Por esta razão, Margarete considera que antes da lei que permitiu a dádiva em vida de órgãos entre pessoas sem relação consanguínea, que entrou em vigor em 2007, devia ser “muito frustrante haver uma possibilidade, um caminho e não se poder aproveitar”.
O processo de doação durou cerca de um ano, período durante o qual foram avaliadas as condições clínicas, mas também averiguada a veracidade deste ato altruísta.
O dia da cirurgia estava marcado para 05 dezembro de 2012. Na véspera, e como estava a tirar a tese de mestrado, Margarete aproveitou para pôr os papéis em dia e levou-os para o quarto do hospital. “Foi bom ter outra coisa em que pensar”, disse.
À noite, a horas da intervenção, Margarete e Paulo encontraram-se num vão de escada entre pisos do hospital. “Para um último cumprimento, um último obrigado da minha parte, uma boa sorte”, recordou Paulo.
A cirurgia começou com ela e só depois de tudo estar a correr bem é que Paulo chegou ao bloco.

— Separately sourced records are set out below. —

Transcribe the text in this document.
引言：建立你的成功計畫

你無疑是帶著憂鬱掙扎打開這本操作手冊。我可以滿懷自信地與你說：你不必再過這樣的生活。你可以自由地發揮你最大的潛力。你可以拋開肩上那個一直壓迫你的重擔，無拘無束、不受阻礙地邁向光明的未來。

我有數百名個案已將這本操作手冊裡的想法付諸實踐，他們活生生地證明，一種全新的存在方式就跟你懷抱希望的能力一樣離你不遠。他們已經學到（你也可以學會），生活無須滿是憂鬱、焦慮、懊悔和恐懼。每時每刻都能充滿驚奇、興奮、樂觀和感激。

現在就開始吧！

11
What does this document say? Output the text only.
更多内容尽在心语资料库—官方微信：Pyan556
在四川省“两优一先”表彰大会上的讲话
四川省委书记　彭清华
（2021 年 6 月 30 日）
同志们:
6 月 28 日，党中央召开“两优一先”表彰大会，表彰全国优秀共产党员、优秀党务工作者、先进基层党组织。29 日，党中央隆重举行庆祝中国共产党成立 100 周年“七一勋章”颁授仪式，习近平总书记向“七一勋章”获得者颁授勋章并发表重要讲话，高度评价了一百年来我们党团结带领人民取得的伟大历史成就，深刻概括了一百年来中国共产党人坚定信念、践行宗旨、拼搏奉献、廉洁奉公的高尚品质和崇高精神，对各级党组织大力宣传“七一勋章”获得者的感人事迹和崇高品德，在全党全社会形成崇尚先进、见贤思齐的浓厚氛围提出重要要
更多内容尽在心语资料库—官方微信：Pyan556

Ao acordar, e depois de saber que tudo tinha corrido conforme o previsto, o casal viu-se pela primeira vez e, apesar da parafernália de pessoas à sua volta, puderam cumprimentar-se com um beijo.
A vida regressou entretanto ao normal. “Não sinto diferenças, a vida acabou por voltar ao normal, recuperei e não sinto diferenças. Sou seguida na consulta de dador vivo, fazemos análises para saber se está tudo bem e, se me queixo, são feitos exames complementares”, disse Margarete. Para Paulo, foi “um estender do prazo de validade”.
“Quase que foi um renascer com uma vontade e energia diferentes, obviamente sempre com uma responsabilidade inerente ao facto de ter aqui algo que me foi dado e me está a permitir ter uma vida normal e me coloca em sentido para tomar conta desta dádiva, para eu próprio estar bem e, de alguma forma, agradecer, justificar e não ter sido em vão o sacrifício que foi feito por mim”, disse.
Apesar de ter mais cuidados devido à vulnerabilidade resultante da medicação imunossupressora que toma para o órgão não ser rejeitado, Paulo voltou à sua vida profissional e de lazer.
Margarete alcançou os seus objetivos: “Não só melhorar a sua qualidade de vida, mas proporcionar-lhe oportunidades que se estivesse em diálise não poderia ter, nomeadamente ao nível profissional”.
Para Paulo, o ato de Margarete fortaleceu ainda mais o seu casamento. “Sempre tivemos uma relação muito próxima, muito íntima. Já tínhamos uma relação forte e se calhar por causa disso é que foi possível esta dádiva”.
O presidente da Sociedade Portuguesa de Nefrologia, Aníbal Ferreira, conhece a história deste casal e não tem dúvidas que ela representa bem a possibilidade que a lei de há dez anos abriu.
“O que este enquadramento legal permite é que aumentemos o ´pool` de dadores potenciais, passando dos dadores apenas de primeiro grau e com consanguinidade”.
“Além de aumentar os dadores potenciais, esta possibilidade dá muito mais relevo às relações não apenas de sangue, pois satisfaz a vontade dos conjugues e amigos contribuírem para a melhoria da saúde de alguém que lhes é querido”, prosseguiu.
Segundo Aníbal Ferreira, “dar um rim é um dos atos de altruísmo em sociedade dos mais elevados. É por isso que faz bem ao coração”.
Em 2016 registaram-se 65 transplantes de rins provenientes de dadores vivos (62 em 2015).